Online gambling is currently unregulated in Russia, with all online gaming operators servicing its residents operating in a gray-market environment. In most countries, including Russia, where online gaming operators conduct business without a local license, it is the companies themselves at risk of punishment and not the players.
Things could be changing for players in at least part of the country. Legislators in Tatarstan, a region in central-Russia with 3.8 million residents, are attempting to take the fight against online gambling one step further by introducing a bill that, if passed, would levy fines on those caught gambling online.

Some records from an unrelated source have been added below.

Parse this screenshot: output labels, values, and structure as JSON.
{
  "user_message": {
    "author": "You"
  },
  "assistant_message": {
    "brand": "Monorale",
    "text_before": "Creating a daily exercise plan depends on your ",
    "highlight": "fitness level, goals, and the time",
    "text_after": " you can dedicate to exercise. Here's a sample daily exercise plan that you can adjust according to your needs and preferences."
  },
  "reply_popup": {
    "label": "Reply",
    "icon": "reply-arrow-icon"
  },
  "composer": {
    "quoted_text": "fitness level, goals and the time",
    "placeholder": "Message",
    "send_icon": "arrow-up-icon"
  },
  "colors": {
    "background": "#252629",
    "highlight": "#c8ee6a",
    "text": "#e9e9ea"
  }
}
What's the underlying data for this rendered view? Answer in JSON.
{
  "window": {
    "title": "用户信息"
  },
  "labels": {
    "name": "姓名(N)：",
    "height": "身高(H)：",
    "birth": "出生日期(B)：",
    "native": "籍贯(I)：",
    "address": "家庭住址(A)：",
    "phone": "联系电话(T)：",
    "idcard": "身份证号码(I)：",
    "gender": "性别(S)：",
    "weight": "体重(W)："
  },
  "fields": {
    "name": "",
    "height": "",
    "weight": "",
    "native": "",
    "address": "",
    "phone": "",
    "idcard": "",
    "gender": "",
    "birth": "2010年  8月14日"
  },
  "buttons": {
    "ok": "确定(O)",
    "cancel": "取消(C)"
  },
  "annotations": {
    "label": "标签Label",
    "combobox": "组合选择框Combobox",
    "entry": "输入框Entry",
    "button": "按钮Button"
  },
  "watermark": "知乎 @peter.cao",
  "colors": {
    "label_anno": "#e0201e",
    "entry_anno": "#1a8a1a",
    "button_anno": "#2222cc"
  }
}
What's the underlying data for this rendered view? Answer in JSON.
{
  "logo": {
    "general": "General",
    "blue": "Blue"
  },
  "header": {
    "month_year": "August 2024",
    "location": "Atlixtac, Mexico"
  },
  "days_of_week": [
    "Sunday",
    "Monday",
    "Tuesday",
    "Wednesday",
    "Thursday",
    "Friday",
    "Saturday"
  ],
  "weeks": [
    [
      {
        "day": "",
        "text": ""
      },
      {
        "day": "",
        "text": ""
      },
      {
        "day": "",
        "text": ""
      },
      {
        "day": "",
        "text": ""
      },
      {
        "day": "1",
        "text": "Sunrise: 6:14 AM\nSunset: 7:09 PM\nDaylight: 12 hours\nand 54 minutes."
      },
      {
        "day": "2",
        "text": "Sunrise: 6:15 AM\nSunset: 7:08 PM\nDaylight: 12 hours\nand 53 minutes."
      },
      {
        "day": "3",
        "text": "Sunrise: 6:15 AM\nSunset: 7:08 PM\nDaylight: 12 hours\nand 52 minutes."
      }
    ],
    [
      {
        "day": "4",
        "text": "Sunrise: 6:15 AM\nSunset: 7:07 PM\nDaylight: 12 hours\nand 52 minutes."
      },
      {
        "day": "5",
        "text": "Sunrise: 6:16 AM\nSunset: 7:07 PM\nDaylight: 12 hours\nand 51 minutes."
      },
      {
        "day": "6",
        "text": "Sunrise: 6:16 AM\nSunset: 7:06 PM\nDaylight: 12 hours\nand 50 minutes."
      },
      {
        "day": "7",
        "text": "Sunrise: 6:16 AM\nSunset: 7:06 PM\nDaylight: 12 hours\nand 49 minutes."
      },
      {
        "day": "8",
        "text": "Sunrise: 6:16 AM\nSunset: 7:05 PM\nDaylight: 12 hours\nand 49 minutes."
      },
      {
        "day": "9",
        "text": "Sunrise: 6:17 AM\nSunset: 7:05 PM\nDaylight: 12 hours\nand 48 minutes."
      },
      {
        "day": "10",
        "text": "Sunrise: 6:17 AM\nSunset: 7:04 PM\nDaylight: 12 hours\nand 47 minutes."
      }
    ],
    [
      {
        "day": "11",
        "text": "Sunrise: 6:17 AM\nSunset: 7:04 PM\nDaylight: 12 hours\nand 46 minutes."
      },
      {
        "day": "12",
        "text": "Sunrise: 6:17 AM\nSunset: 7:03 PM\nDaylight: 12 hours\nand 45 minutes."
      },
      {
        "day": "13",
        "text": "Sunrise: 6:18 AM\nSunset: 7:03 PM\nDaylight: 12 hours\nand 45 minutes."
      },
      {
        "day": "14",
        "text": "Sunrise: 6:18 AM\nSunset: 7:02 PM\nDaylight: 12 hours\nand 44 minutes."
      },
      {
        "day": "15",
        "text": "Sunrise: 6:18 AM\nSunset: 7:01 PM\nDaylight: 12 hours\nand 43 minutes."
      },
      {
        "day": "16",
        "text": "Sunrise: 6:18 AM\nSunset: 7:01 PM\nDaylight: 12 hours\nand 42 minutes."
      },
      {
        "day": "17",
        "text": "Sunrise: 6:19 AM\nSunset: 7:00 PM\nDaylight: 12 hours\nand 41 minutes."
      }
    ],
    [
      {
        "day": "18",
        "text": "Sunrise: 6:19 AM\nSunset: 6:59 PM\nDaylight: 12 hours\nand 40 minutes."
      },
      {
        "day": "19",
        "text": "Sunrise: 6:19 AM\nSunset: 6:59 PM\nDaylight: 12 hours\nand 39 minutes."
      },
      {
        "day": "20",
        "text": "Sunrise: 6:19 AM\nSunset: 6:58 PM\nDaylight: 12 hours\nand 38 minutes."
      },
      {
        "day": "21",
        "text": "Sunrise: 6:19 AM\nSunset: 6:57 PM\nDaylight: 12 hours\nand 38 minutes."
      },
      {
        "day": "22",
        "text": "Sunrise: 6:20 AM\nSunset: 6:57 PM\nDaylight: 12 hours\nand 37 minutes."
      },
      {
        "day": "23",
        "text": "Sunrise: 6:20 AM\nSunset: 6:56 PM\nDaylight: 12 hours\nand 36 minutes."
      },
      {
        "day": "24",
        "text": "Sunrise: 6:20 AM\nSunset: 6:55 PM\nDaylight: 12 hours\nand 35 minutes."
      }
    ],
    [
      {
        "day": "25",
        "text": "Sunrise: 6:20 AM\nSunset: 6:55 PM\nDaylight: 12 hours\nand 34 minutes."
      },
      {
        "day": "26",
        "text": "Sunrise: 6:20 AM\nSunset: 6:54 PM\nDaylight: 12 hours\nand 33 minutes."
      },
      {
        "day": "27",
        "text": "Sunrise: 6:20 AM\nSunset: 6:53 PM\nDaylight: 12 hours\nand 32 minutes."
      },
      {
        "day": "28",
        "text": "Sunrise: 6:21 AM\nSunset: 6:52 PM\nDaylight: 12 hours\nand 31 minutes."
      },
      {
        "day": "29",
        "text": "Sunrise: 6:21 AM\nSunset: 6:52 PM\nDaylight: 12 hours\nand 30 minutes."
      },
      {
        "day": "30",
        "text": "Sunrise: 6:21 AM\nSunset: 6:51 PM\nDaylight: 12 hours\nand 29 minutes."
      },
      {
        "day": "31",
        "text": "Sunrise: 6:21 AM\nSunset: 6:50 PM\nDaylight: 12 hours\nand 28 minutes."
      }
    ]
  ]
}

According to RT News, the bill calls for players to be fined anywhere from 10,000 and 20,000 Russian Rubles ($152-$304) along with a separate punishment of 5,000 to 10,000 Russian Rubles ($76-$152) for underage gamblers. Parents and guardians for underage gamblers may also be potentially held responsible for their children's online gaming activities.
As is the case with the majority of Russia, currently all forms of gambling are outlawed in Tatarstan including at land-based facilities. The bill attempts to also tighten up live gaming in the region suggesting a hefty fine of 150,000 Russian Rubles ($2,281) for landlords that rent their establishments where gambling takes place.
"If owners or sub-renters of real estate fail to take measures to prevent gambling by renters they should be fined up to 150,000 Rubles," the bill text reads.
Some in Russia believe the law may be redundant, including pro-Kremlin youth organization Media Guard leader Kirill Grinchenko due to the lengthy blacklist maintained by the country. A gambling watchdog group can add sites at will without a court order, although gaming companies do have an opportunity to appeal such a decision.
"We are actively fighting online casinos and other websites that violate Russian laws. About 30 percent of all complaints we receive from our citizens are about such websites and access to these sites is usually blocked straight away. When owners launch mirror sites we take care of them as well,” Grinchenko shared with reporters.
Despite Grinchenko's opinion, many players continue to play online throughout Russia with the help of VPNs and Tor services, which were both discussed to be potentially banned in early 2015.
Whether or not the bill passes is anyone's guess as we have seen many bills come and go in the country to tighten gaming restrictions without becoming law. Additionally, it is believed on some level Russia is considering to potentially allow regulated online gaming at some point to alleviate budgetary concerns.